Nearly a week after an outburst of racial violence in Charlottesville, Virginia, where a white supremacist ran over anti-racism protesters and killed one of them, Trump has been resisted calls to single out the racist groups behind the attack.
 
Instead, he has blamed both sides for the violence, a decision far-right groups have welcomed.
 
Senator James Lankford, a Republican from Oklahoma, said Trump needed to unequivocally condemn the white supremacist groups.
 
“Any time he steps up and tries to equate two groups or two conversations, I think that muddies the water,” the lawmaker said of Trump. “I just think you need to be very, very clear with the statements and how they’re made.”
 
Trump’s reaction has outraged Senators John McCain and Lindsey Graham, two of his fiercest Republican critics.
 
Healthcare debacle, Senate races
 
Trump angered Republican leaders even more by openly supporting conservative candidate Kelli Ward’s election bid against Senator Jeff Flake in Arizona.

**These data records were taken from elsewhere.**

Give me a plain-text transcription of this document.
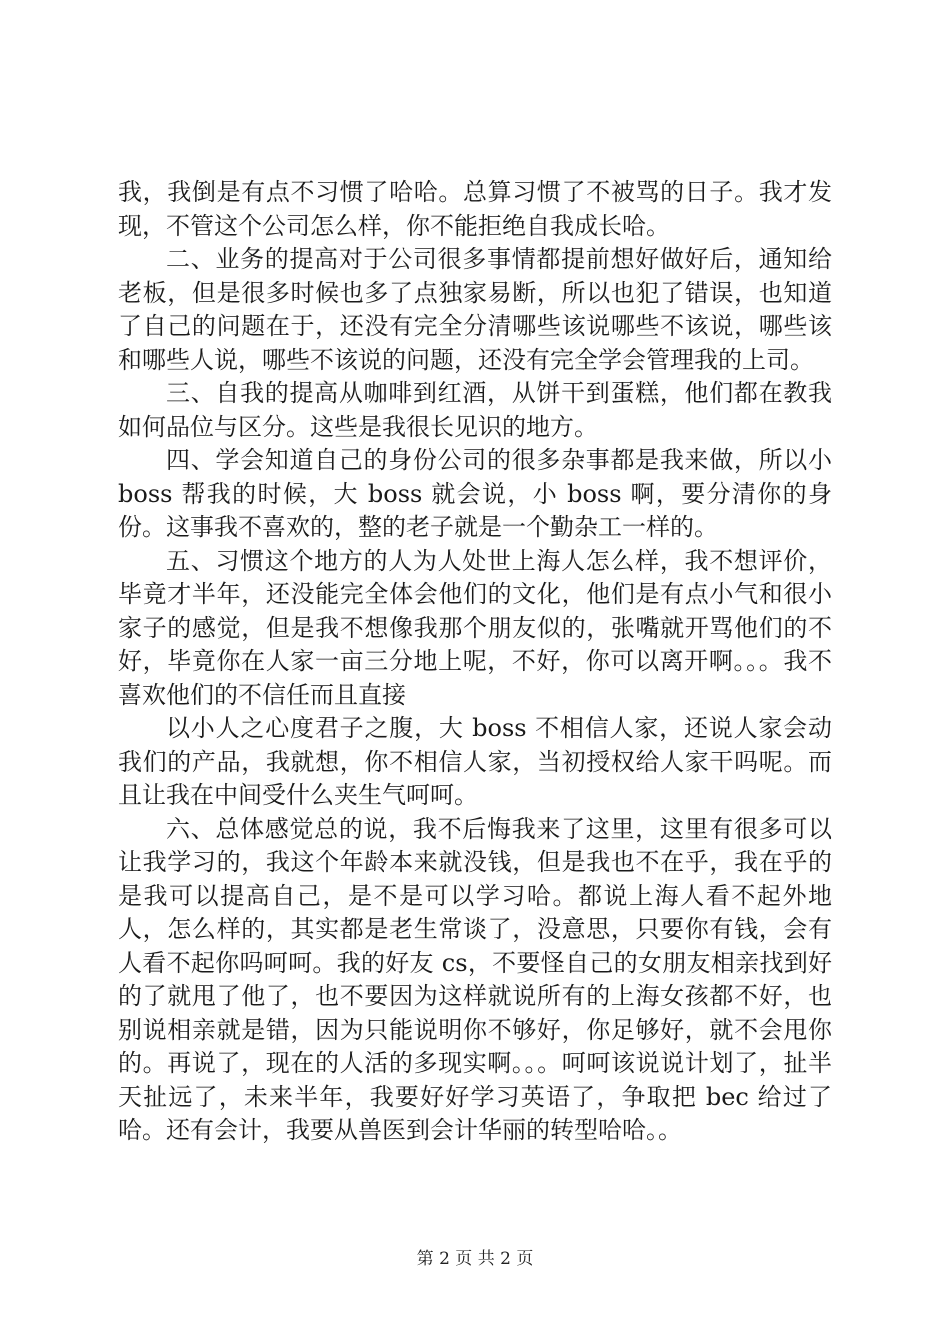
我，我倒是有点不习惯了哈哈。总算习惯了不被骂的日子。我才发现，不管这个公司怎么样，你不能拒绝自我成长哈。

二、业务的提高对于公司很多事情都提前想好做好后，通知给老板，但是很多时候也多了点独家易断，所以也犯了错误，也知道了自己的问题在于，还没有完全分清哪些该说哪些不该说，哪些该和哪些人说，哪些不该说的问题，还没有完全学会管理我的上司。

三、自我的提高从咖啡到红酒，从饼干到蛋糕，他们都在教我如何品位与区分。这些是我很长见识的地方。

四、学会知道自己的身份公司的很多杂事都是我来做，所以小 boss 帮我的时候，大 boss 就会说，小 boss 啊，要分清你的身份。这事我不喜欢的，整的老子就是一个勤杂工一样的。

五、习惯这个地方的人为人处世上海人怎么样，我不想评价，毕竟才半年，还没能完全体会他们的文化，他们是有点小气和很小家子的感觉，但是我不想像我那个朋友似的，张嘴就开骂他们的不好，毕竟你在人家一亩三分地上呢，不好，你可以离开啊。。。我不喜欢他们的不信任而且直接

以小人之心度君子之腹，大 boss 不相信人家，还说人家会动我们的产品，我就想，你不相信人家，当初授权给人家干吗呢。而且让我在中间受什么夹生气呵呵。

六、总体感觉总的说，我不后悔我来了这里，这里有很多可以让我学习的，我这个年龄本来就没钱，但是我也不在乎，我在乎的是我可以提高自己，是不是可以学习哈。都说上海人看不起外地人，怎么样的，其实都是老生常谈了，没意思，只要你有钱，会有人看不起你吗呵呵。我的好友 cs，不要怪自己的女朋友相亲找到好的了就甩了他了，也不要因为这样就说所有的上海女孩都不好，也别说相亲就是错，因为只能说明你不够好，你足够好，就不会甩你的。再说了，现在的人活的多现实啊。。。呵呵该说说计划了，扯半天扯远了，未来半年，我要好好学习英语了，争取把 bec 给过了哈。还有会计，我要从兽医到会计华丽的转型哈哈。。

第 2 页 共 2 页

He has called Flake, another critic of his administration, “toxic.”
 
Rump’s disregard for Flake has prompted a response from Senate Majority Leader Mitch McConnell, who says the senator has his “full support.”
 
McConnell himself has come under immense pressure from Trump for his failure to repeal and replace the Affordable Care Act, former President Barack Obama’s signature healthcare law.